Examining the roots of their faith will help Catholics celebrate the legacy of the diocese in a Feb. 24 archives exhibit containing religious artifacts dating back to the 1600s.
The Diocese of Wilmington was formed in 1868. It is home to more than 50 parishes and 18 missions with families across Delaware and the Eastern Shore of Maryland. Students from 36 Catholic schools also make up much of the community’s population. Catholics inhabited the Delmarva peninsula before the formation of the diocese.
The legacy of those Catholic families and churches still remains, according to Susan Kirk-Ryan, who works as archivist for the diocese. Her latest effort to demonstrate the history of the diocese happens at an archives exhibit Feb. 24 from 12-3:00 pm. The event will be at the Family Center at St. Joseph’s on the Brandywine in Greenville.
The archives exhibit will display artifacts gathered from across the diocese.
“One of the things that has been very meaningful for me has been viewing my own Catholic heritage and that of those who came before me,” Kirk-Ryan said.

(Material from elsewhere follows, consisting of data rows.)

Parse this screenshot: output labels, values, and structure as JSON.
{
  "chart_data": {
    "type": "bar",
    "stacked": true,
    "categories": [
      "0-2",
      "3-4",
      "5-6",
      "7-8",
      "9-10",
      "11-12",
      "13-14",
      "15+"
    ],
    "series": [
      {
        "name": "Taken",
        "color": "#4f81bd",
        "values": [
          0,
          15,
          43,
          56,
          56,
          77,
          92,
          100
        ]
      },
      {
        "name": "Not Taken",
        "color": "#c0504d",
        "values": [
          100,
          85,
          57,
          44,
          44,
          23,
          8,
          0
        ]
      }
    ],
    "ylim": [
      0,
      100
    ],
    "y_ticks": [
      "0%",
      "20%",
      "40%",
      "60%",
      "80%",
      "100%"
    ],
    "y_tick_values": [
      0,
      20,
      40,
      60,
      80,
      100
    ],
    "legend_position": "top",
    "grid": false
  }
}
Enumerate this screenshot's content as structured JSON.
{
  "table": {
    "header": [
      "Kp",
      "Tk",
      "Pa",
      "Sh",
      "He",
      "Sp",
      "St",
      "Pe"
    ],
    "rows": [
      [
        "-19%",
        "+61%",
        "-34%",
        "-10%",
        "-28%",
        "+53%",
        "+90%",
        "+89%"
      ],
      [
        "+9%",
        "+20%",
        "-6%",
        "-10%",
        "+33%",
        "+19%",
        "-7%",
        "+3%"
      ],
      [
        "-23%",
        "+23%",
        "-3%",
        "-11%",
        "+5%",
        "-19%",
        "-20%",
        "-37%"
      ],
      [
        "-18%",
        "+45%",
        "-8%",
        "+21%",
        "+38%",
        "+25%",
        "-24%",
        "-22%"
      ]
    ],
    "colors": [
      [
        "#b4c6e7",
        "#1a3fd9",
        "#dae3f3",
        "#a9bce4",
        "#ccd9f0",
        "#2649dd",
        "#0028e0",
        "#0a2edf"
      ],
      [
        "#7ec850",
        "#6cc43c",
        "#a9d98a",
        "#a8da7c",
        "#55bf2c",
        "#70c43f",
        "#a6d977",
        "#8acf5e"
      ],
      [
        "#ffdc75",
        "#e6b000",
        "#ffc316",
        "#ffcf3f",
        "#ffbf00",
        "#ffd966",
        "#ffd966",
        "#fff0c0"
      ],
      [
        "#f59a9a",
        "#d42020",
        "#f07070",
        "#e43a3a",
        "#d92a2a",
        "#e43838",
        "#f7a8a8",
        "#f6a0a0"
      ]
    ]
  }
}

She explained that one of the benefits of the exhibit is that it will allow Catholics to see themselves within the context of their faith.
The archives exhibit will promote a person’s sense of gratitude and appreciation for their religion, Kirk-Ryan said, and will show the birth, progression and profound impact the diocese has had on the entire Catholic community.
Among important documents to be shown at the exhibit include the deed to St. Joseph’s on the Brandywine and the charter of the Diocese of Wilmington.
“Probably the earliest artifact that we have is a chalice that was used in Cordova Md., that was made as early as 1640,” Kirk-Ryan said. The Sayer chalice from Maryland will be accompanied by several treasured items including rings, miters, and croziers worn and used by bishops throughout the years.
The exhibit is open to the public of all ages.
Historical artifacts can be interesting to look at, but Kirk-Ryan believes this exhibit will touch people on a more profound level.
“I think it’ll deepen the appreciation of the faith that people are born into and the faith that they hopefully continue to find,” Kirk-Ryan said.